Gated Communities are a localized and decentralized response to the security issue, real or imagined, that civil and social order is failing and that the state does not have sufficient reach or budget to protect life, limb and property uniformly.

They were decried to an extent as the rich locking themselves away, and in truth it was probably not necessary in countries with functioning governments such as the US or Australia; however in places like Brazil where economic inequality is much more violent, it probably was an essential entrepreneurial response to a weak state.

Ecocuidad, MVRDV + GRAS

I don't see how the eco-green utopias like the Logrono Montecorvo Eco City project are any different to the principles of the gated communities. This is a localized and decentralized response by entrepreneurs, the state and designers to the issue of energy security.

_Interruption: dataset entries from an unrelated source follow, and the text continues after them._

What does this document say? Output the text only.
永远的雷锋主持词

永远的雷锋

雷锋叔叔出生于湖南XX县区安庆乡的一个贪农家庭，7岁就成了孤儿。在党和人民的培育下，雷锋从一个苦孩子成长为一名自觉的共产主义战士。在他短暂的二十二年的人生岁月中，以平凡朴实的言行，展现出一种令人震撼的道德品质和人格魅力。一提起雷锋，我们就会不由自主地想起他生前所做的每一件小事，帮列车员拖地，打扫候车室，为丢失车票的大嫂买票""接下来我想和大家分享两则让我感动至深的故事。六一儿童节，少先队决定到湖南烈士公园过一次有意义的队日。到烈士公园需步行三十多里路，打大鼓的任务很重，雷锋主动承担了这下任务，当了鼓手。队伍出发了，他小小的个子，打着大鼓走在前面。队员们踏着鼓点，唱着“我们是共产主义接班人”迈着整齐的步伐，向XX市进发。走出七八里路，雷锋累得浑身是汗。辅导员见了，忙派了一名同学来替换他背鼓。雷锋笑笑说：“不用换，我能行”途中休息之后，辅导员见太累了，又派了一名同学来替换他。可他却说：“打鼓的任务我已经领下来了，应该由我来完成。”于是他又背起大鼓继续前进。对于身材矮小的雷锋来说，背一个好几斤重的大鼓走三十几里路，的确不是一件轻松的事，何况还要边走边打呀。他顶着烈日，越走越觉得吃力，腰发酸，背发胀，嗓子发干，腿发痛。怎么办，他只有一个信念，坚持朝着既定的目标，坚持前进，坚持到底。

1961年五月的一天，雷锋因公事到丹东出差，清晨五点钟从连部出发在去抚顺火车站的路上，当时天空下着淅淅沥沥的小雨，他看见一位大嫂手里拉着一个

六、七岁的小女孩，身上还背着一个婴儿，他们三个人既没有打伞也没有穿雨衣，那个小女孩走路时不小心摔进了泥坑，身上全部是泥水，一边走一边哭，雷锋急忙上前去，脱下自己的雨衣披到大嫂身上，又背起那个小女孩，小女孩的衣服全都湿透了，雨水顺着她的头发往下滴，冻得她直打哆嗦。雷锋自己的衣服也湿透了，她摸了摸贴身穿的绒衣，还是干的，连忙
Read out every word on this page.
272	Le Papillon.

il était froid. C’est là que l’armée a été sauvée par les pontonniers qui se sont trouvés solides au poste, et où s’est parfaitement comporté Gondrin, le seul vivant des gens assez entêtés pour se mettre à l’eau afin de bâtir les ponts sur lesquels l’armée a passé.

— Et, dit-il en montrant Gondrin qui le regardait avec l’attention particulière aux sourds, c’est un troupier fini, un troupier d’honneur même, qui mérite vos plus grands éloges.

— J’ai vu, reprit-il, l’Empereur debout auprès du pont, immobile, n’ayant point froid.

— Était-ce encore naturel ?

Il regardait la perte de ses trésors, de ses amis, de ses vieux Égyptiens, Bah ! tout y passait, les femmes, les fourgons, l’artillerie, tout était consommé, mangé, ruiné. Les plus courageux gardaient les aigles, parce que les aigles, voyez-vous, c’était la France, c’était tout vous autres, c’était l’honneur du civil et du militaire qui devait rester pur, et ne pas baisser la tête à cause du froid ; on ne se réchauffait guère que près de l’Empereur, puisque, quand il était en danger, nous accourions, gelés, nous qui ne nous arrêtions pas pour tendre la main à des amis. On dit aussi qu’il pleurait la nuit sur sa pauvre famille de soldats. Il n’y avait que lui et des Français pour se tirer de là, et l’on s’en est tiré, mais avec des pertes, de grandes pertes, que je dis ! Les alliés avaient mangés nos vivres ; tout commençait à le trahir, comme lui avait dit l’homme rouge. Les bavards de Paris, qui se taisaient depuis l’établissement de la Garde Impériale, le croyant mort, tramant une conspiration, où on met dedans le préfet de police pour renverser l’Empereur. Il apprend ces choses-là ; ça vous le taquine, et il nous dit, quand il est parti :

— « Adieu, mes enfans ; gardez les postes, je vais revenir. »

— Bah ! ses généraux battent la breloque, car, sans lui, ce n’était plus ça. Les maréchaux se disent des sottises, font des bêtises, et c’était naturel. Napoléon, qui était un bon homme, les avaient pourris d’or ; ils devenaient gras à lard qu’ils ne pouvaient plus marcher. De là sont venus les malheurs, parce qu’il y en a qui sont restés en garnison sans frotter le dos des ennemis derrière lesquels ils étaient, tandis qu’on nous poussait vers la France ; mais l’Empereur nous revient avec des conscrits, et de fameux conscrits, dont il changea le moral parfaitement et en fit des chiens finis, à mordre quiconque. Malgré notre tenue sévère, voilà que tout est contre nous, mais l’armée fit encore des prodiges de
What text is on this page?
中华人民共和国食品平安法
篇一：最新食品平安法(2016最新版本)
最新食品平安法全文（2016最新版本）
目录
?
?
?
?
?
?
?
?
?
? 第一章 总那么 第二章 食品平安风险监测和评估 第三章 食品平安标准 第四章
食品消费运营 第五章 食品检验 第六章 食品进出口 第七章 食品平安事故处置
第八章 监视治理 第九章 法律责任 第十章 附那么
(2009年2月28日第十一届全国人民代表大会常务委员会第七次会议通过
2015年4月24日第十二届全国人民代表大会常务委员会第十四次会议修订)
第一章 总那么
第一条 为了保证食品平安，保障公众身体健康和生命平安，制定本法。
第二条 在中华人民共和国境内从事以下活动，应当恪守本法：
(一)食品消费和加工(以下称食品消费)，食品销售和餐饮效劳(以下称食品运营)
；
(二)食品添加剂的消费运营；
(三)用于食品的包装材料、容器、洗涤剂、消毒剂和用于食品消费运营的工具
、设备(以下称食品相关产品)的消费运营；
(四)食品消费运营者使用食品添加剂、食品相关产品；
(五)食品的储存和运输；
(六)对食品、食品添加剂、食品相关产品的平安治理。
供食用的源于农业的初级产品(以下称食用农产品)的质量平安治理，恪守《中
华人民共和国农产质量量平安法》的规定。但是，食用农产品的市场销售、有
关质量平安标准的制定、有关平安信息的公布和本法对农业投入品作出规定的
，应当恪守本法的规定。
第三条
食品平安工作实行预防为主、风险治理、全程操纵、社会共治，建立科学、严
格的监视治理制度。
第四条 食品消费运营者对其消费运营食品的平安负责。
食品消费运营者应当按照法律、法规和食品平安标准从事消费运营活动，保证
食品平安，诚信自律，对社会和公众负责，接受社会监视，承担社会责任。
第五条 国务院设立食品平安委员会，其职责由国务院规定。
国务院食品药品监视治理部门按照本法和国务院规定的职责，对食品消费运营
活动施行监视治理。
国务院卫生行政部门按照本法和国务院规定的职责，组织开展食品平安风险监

It may be cooler to have a carbon neutral urban node, it may be more ethical to live in a green community; but it is a mechanism to 'design out' through energy isolation; the arbitrary, volatile and potentially destructive possibilities of catastrophic energy failure.

I consider both, gated communities and energy communities, as perfectly valid lifestyle and economic choices. It is an interesting organizational pattern.
Cam Riley: South Sea Republic. Freedom, liberty, equity and an Australian Republic.

Comments

  • Jan Knikker . # . 1/1
    Meanwhile this Eco City in Logrono is a social housing project which will reduce the carbon footprint of the new plan. Maybe the analogy is not as obvious as you might think.

    • cam . # .
      I am not certain social virtue is really part of the wider organizational pattern.

      I think the similarity is that they are both responses to a security issue and have sought to dampen the voltility/arbitrary nature of the issue with a gated/walled/isolated response.

      I think it is a perfectly valid response. It probably means there is greater resilience in the wider system because it augments rather than replaces.
      'Sworn to no party, and of no sect am I.' Frederick Vosper's republican motto.